The Meaning of Dreams.
  • According to Sigmund Freud (1900/1965), the dream you remember in the morning is the manifest content. If you told someone the dream you had last night, you would be reporting its manifest content. However, Freud believed that to understand the real meaning of dreams, we must probe beneath the obvious content for the deeper underlying meaning; that is, we must seek the latent content. The latent content is transformed into the manifest content by a process called dream work. Analysis of this manifest content would reveal attempts to fulfill wishes, especially of a sexual or aggressive nature, of which the dreamer was not consciously aware. These wishes are thus expressed in a symbolic form, which is the manifest content of our dreams (Trosman, 1993).
  • Calvin Hall (1966) saw symbols in dreams that he believed explained rather than disguised or distorted meaning. For example, although a number of dream symbols can represent sex organs (sticks or knives may represent the male sex organ; ovens or chests may represent the female sex organ), most people understand the symbols; thus they do not hide meaning. Hall also found a number of common elements in his analysis of thousands of dreams. For example, most dreams include about two characters besides the dreamer, men dream about men more than about women, women dream about men and women equally, unpleasant emotions outnumber pleasant emotions, and hostile acts outnumber friendly acts.
  • According to Ann Faraday (1972), dreams can be interpreted both literally and "metaphorically." A literal interpretation of a dream about losing a possession may mean exactly that—that the object was lost. However, some dreams cannot be interpreted literally. Consider the dream of flying. Because we cannot fly under our own power, Faraday proposes that dreams of flying can be interpreted symbolically. Longtime talk show host Johnny Carson frequently dreamed of flying. What is a possible interpretation? His dreams of flying occurred when his show had gone particularly well; hence the dream expressed a feeling of "being on top of the world" (Faraday, 1972).

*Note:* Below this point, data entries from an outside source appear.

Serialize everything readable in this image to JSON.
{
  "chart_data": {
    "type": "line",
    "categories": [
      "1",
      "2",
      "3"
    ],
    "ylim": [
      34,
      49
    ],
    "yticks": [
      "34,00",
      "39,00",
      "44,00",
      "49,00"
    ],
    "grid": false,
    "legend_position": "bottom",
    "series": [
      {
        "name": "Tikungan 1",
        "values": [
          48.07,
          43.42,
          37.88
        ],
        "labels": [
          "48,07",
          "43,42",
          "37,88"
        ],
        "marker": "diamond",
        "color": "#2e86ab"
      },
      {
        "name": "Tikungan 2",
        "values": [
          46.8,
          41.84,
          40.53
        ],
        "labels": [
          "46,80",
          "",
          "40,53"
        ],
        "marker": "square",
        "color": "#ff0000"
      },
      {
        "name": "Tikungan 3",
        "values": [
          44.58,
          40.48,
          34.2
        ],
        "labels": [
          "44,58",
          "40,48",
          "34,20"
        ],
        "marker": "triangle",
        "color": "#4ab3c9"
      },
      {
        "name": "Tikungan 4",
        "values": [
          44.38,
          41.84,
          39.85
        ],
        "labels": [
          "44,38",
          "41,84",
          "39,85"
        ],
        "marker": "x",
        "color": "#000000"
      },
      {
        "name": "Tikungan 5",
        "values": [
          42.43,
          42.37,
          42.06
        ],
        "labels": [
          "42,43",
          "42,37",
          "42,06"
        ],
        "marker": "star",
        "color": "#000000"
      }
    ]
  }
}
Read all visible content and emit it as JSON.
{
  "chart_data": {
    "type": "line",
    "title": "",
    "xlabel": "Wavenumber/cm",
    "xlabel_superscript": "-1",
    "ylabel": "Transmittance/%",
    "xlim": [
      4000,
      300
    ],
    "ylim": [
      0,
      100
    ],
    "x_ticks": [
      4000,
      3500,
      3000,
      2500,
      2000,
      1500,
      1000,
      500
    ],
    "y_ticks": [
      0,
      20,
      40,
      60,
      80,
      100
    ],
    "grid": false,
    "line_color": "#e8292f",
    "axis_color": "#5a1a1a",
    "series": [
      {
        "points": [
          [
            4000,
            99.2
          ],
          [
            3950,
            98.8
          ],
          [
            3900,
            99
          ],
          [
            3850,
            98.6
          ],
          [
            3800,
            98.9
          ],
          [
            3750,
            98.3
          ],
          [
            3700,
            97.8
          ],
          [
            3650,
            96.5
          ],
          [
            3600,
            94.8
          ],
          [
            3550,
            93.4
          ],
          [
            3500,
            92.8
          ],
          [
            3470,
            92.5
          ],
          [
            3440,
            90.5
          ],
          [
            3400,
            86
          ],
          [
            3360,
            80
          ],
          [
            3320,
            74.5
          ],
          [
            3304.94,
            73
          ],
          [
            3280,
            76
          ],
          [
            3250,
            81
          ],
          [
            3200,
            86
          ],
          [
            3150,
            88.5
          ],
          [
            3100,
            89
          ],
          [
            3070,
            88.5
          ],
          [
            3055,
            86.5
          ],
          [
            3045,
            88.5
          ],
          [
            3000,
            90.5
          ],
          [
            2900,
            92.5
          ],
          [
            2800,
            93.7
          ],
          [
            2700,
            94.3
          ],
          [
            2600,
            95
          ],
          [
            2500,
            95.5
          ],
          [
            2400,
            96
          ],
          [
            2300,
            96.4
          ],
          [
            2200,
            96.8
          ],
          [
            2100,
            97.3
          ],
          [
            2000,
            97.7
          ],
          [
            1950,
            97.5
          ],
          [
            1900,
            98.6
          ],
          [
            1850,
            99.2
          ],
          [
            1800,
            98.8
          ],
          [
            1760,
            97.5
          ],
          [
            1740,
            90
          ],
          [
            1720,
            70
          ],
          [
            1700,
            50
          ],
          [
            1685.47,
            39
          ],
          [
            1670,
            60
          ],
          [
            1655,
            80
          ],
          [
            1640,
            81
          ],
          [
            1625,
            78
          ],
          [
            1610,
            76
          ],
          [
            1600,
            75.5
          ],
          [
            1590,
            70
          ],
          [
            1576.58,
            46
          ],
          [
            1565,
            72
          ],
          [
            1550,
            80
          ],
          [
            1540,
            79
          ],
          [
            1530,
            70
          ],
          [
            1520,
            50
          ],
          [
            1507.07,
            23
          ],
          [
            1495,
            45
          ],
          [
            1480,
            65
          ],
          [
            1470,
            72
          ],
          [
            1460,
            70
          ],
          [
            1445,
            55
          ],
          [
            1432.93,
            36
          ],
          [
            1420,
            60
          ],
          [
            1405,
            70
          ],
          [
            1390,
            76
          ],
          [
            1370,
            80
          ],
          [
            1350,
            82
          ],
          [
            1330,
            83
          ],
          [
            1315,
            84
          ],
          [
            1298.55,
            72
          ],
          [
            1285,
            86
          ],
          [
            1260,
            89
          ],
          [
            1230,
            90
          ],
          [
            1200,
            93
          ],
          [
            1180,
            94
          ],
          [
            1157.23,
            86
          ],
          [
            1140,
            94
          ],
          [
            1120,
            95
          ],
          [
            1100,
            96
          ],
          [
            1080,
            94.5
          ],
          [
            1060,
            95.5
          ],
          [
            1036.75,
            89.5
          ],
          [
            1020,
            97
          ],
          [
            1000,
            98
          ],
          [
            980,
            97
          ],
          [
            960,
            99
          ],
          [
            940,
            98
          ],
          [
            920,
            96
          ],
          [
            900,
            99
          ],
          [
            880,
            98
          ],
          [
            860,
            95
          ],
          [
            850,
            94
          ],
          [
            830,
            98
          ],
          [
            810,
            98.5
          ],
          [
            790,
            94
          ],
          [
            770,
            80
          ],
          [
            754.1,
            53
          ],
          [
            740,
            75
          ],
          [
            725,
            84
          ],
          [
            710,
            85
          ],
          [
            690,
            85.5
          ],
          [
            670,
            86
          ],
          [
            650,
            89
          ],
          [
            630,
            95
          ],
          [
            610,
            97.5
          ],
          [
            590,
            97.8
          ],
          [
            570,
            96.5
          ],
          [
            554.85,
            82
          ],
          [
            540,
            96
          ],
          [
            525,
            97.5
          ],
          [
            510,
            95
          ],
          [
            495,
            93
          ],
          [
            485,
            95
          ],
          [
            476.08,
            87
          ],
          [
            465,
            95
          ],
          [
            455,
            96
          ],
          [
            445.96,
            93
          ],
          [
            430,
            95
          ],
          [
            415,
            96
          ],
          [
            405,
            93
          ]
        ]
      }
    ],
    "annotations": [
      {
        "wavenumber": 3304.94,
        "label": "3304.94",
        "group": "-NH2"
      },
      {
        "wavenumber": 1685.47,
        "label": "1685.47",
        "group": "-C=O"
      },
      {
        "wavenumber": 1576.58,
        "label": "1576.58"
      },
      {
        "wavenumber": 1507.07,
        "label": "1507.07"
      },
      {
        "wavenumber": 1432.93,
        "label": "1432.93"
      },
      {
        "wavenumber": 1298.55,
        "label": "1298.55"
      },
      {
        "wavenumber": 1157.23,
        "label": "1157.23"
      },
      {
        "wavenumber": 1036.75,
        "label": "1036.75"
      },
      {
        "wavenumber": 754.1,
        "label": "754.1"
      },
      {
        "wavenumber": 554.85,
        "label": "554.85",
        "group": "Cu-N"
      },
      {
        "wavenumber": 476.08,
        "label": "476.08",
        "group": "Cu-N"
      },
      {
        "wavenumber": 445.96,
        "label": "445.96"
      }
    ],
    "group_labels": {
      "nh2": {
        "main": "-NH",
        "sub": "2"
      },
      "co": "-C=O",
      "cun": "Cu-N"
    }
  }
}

  • Brain researchers J. Allan Hobson and Robert McCarley (1977) offer a different approach to explaining dreams. Their activation-synthesis hypothesis begins with the different ways that brain cells turn on and off during waking as well as during both REM and NREM sleep. As we have seen, the brain is very active during REM sleep. Hobson and McCarley believe that dreams arise during REM sleep from random bursts of activity from nerve cells in the brain stem. The cortex of the brain then tries to make sense of these haphazard signals. Nevertheless, dreams can be disjointed and jumbled because they begin as random signals. Hobson and McCarley also draw parallels between brain activity and the characteristics of our dreams. For example, the brain centers responsible for motor activity fire furiously during REM sleep, but motor movement is blocked in the spinal cord and brain stem. Rapid firing of neurons also occurs in the brain centers responsible for the sense of balance, which may account for dream reports of flying. Remember that the eyes are moving rapidly, so it is not surprising that dreams are characterized by vivid visual imagery. Although this theory offers a physiological basis for dreams, it does not explain why certain themes may consistently appear in an individual’s dreams. This consistency is hard to explain if dreams are the result of random signals (Cartwright & Lamberg, 1992).
  • In sum, there are a number of approaches to the study and interpretation of dreams. For theorists who emphasize the personal meaning of dreams, dream interpretation involves symbols that may not be difficult to understand. By contrast, the activation-synthesis hypothesis states that the cortex creates dreams to explain elevated levels of brain activity during REM sleep. No one explanation of dreams is likely to satisfy everyone.